Lesson 8: Multi-Trait Inheritance

​ Multi-trait Inheritance: Involves studying multiple traits simultaneously.
​ Dihybrid Cross: Examines the inheritance of two traits at once (e.g., AaBb x AaBb).
​ 4x4 Punnett Square: Used for dihybrid crosses to predict offspring ratios.
​ Law of Independent Assortment: Genes for different traits segregate independently
during gamete formation.
​ Product Law: The probability of two independent events occurring together is the
product of their individual probabilities.
​ Discontinuous vs. Continuous Variation: Discontinuous traits (e.g., flower color) show
distinct categories, while continuous traits (e.g., height) show a range of phenotypes.

Lesson 9: DNA and Mutations

​ DNA Structure: Composed of nucleotides, which include a sugar, phosphate group, and
nitrogenous base.
​ Nitrogenous Bases: Adenine (A), Guanine (G), Thymine (T), Cytosine (C).

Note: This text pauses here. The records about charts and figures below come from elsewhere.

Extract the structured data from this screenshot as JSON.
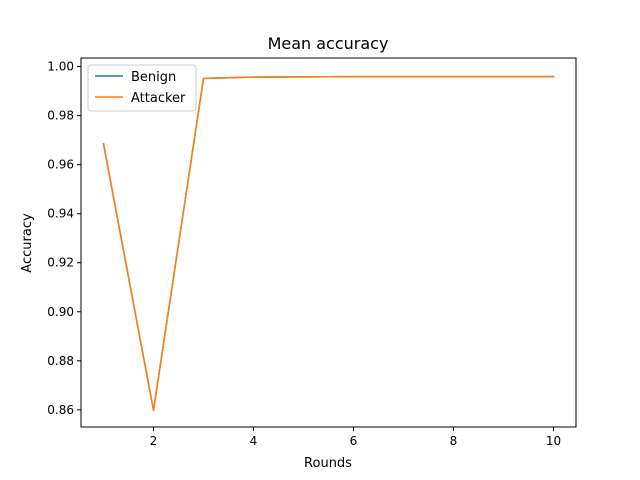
{
  "chart_data": {
    "type": "line",
    "title": "Mean accuracy",
    "xlabel": "Rounds",
    "ylabel": "Accuracy",
    "xlim": [
      0.55,
      10.45
    ],
    "ylim": [
      0.853,
      1.0035
    ],
    "xticks": [
      2,
      4,
      6,
      8,
      10
    ],
    "yticks": [
      0.86,
      0.88,
      0.9,
      0.92,
      0.94,
      0.96,
      0.98,
      1.0
    ],
    "ytick_labels": [
      "0.86",
      "0.88",
      "0.90",
      "0.92",
      "0.94",
      "0.96",
      "0.98",
      "1.00"
    ],
    "grid": false,
    "legend_position": "top-left",
    "x": [
      1,
      2,
      3,
      4,
      5,
      6,
      7,
      8,
      9,
      10
    ],
    "series": [
      {
        "name": "Benign",
        "color": "#1f77b4",
        "values": [
          0.9685,
          0.8598,
          0.9952,
          0.9957,
          0.9958,
          0.9959,
          0.9959,
          0.9959,
          0.9959,
          0.9959
        ]
      },
      {
        "name": "Attacker",
        "color": "#ff7f0e",
        "values": [
          0.9685,
          0.8598,
          0.9952,
          0.9957,
          0.9958,
          0.9959,
          0.9959,
          0.9959,
          0.9959,
          0.9959
        ]
      }
    ]
  }
}
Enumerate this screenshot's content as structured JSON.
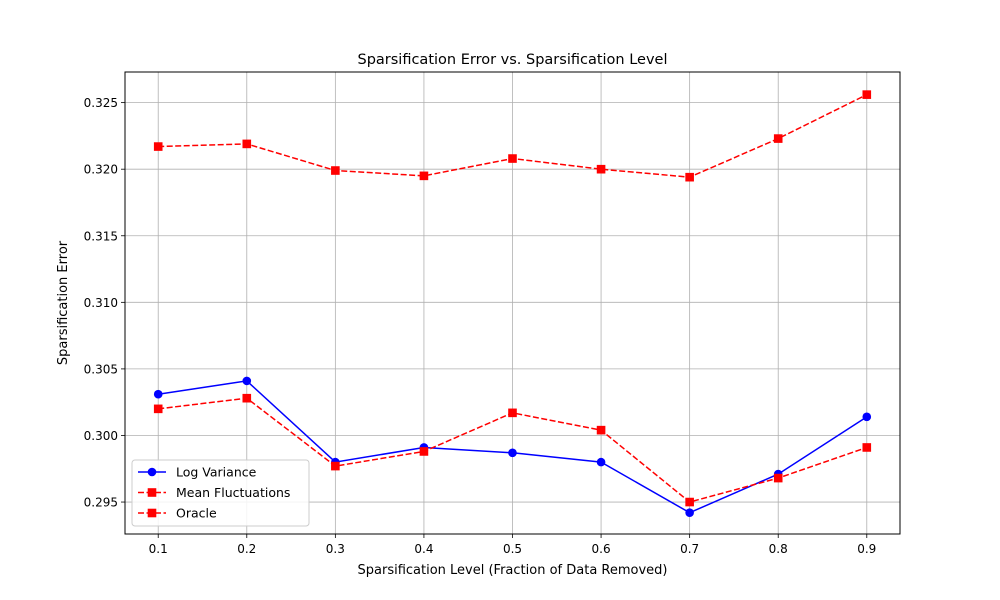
{
  "chart_data": {
    "type": "line",
    "title": "Sparsification Error vs. Sparsification Level",
    "xlabel": "Sparsification Level (Fraction of Data Removed)",
    "ylabel": "Sparsification Error",
    "x": [
      0.1,
      0.2,
      0.3,
      0.4,
      0.5,
      0.6,
      0.7,
      0.8,
      0.9
    ],
    "x_tick_labels": [
      "0.1",
      "0.2",
      "0.3",
      "0.4",
      "0.5",
      "0.6",
      "0.7",
      "0.8",
      "0.9"
    ],
    "y_ticks": [
      0.295,
      0.3,
      0.305,
      0.31,
      0.315,
      0.32,
      0.325
    ],
    "y_tick_labels": [
      "0.295",
      "0.300",
      "0.305",
      "0.310",
      "0.315",
      "0.320",
      "0.325"
    ],
    "xlim": [
      0.0625,
      0.9375
    ],
    "ylim": [
      0.2926,
      0.3273
    ],
    "grid": true,
    "legend_position": "lower-left",
    "series": [
      {
        "name": "Log Variance",
        "color": "#0000ff",
        "linestyle": "solid",
        "marker": "circle",
        "values": [
          0.3031,
          0.3041,
          0.298,
          0.2991,
          0.2987,
          0.298,
          0.2942,
          0.2971,
          0.3014
        ]
      },
      {
        "name": "Mean Fluctuations",
        "color": "#ff0000",
        "linestyle": "dashed",
        "marker": "square",
        "values": [
          0.302,
          0.3028,
          0.2977,
          0.2988,
          0.3017,
          0.3004,
          0.295,
          0.2968,
          0.2991
        ]
      },
      {
        "name": "Oracle",
        "color": "#ff0000",
        "linestyle": "dashed",
        "marker": "square",
        "values": [
          0.3217,
          0.3219,
          0.3199,
          0.3195,
          0.3208,
          0.32,
          0.3194,
          0.3223,
          0.3256
        ]
      }
    ]
  }
}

A pairs with
T, and G pairs with C.
​ Nucleotide: The basic building block of DNA.
​ Mutations: Changes in DNA sequence; can be point mutations (single nucleotide
changes) or chromosomal mutations (large-scale changes).
​ Inheriting Mutations: Mutations can be passed on to offspring if they occur in germ
cells.
​ Lactose Intolerance: A common condition where individuals lack the enzyme to digest
lactose, often due to mutations.
​ Antibiotic Resistance in Bacteria: Occurs when mutations provide bacteria with the
ability to survive antibiotic treatment, leading to the spread of resistant strains.